Before my stroke I started a website – which is now closed after 7 years – which included some of my anti-rape poetry. My second website – also now closed after 7 years – had pages to my poetry. I have occasionally used my poetry in my blog. After my stroke I had moved up to Redlands. I discovered a poetry group and would meet up with them each week. Communicating with other people used to help me, but now I live a long way (for me) from any poetry group. So I still write my own poetry, put it to one side and re-write it.

Strand & Boland’s book was excellent for the BA course, but there were other poems within it which I couldn’t relate to. O’Driscoll wrote in an Irish Times article in 2000, reviewing Strand & Boland. He mentioned, in the first paragraph, many of the technical meanings of many poems: “villanelle, sestina, pantoum, sonnet, ballad, blank verse, heroic couplet and stanza”. I certainly agree with his view that this book “provides a feast for any reader gripped by a hunger for poetry's rhythms and revelations…”. (O’Driscoll, 2000). Many new poets wouldn’t even know any of the technical meanings, and as a poet from years ago I didn’t know any of these either, yet in the past couple of months I have been able to see where I had started my poetry. The poetry group I was with in Redlands drew me into ballad poetry, and that was the first time I became interested in Banjo Paterson with his historical ballads.

It’s taken me years to get back into my poetry, but now I am feeling more comfortable than I had been for a long time. These words are at the end of one of my 2013 poems.

What's in it for me? That's my question now
I'm learning the answer, I've got the know-how
Listen to my feelings, show me respect
And I'll give you more than you'd ever expect
Talk, listen, touch, feel, freedom to be
The person I am, the person that's "me"

I think I still feel this way now too!



Blue, L. 2016, “Poetry as a way of seeing: Risk, silence and attention”, Literary Learning: the Middle Years, Vol. 24, Iss. 2, Australian Literary Educators Association, NSW, Australia.

Flint, A.S. & Laman, T.T. 2012, “Where Poems Hide: Finding Reflective, Critical Spaces Inside Writing Workshop”, Theory Into Practice, Vol. 51, The College of Education and Human Ecology, The Ohio State University, USA.

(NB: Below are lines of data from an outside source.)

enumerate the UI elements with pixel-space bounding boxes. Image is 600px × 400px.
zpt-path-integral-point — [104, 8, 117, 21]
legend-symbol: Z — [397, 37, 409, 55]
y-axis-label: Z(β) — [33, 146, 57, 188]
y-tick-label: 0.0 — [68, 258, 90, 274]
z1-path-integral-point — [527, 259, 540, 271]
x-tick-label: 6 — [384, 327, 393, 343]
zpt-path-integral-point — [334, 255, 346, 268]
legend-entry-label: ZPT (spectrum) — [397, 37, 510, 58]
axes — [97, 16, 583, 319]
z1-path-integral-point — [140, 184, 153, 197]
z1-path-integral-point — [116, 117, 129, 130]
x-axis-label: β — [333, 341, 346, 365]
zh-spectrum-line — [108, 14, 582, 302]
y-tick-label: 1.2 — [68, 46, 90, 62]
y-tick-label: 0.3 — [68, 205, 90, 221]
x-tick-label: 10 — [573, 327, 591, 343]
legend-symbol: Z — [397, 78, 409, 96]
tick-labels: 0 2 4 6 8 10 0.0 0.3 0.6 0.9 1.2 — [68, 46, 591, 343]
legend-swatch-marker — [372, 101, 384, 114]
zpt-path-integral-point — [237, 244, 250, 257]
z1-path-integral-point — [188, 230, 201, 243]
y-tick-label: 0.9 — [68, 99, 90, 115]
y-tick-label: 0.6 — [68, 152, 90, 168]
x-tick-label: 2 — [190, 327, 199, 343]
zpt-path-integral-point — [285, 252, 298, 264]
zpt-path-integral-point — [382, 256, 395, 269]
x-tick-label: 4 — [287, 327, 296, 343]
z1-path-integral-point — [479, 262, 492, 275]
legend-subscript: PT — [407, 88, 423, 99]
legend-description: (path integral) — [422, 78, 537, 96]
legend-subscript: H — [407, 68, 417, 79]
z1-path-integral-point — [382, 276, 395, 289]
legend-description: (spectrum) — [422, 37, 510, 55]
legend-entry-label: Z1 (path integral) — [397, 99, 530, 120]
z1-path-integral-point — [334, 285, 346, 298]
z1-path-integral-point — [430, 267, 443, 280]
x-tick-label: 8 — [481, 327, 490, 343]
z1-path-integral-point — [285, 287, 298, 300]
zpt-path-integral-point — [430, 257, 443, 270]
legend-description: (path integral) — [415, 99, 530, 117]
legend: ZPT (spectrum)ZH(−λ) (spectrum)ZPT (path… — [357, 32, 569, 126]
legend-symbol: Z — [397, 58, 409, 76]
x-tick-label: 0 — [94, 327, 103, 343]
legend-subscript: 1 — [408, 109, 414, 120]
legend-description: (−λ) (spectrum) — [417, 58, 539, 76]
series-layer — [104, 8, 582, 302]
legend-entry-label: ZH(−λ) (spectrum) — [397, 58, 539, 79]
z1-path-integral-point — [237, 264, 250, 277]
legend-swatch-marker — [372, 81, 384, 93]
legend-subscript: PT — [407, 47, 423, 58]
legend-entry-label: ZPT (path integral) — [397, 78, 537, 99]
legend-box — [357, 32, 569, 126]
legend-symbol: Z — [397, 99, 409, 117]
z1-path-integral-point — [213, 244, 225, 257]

Flood, A. 20 March 2014, Lost poems of Douglas Adams and Griff Rhys Jones found in school cupboard (Douglas Adams 1970, "A Dissertation on the task of writing a poem on a candle and an account of some of the difficulties thereto pertaining"), The Guardian, accessed 10 January 2020: https://www.theguardian.com/books/2014/mar/19/lost-school-poems-douglas-adams-griff-rhys-jones

Jack, K. & Illingworth, S. 2019, “Developing Reflective Thinking through Poetry Writing: Views from Students and Educators”, International Journal of Nursing Education Scholarship, De Gruyter, Manchester Metropolitan University, UK.

O’Driscoll, D. 2000, Of pantoums, villanelles and sestinas: The Making of a Poem, Irish Times, Dublin, accessed 10 January 2020: https://www.irishtimes.com/news/of-pantoums-villanelles-and-sestinas-1.1113948

Strand, M. & Boland, E. 2001, The Making of a Poem: a Norton Anthology of Poetic Forms, W.W. Norton & Company, Chicago, USA.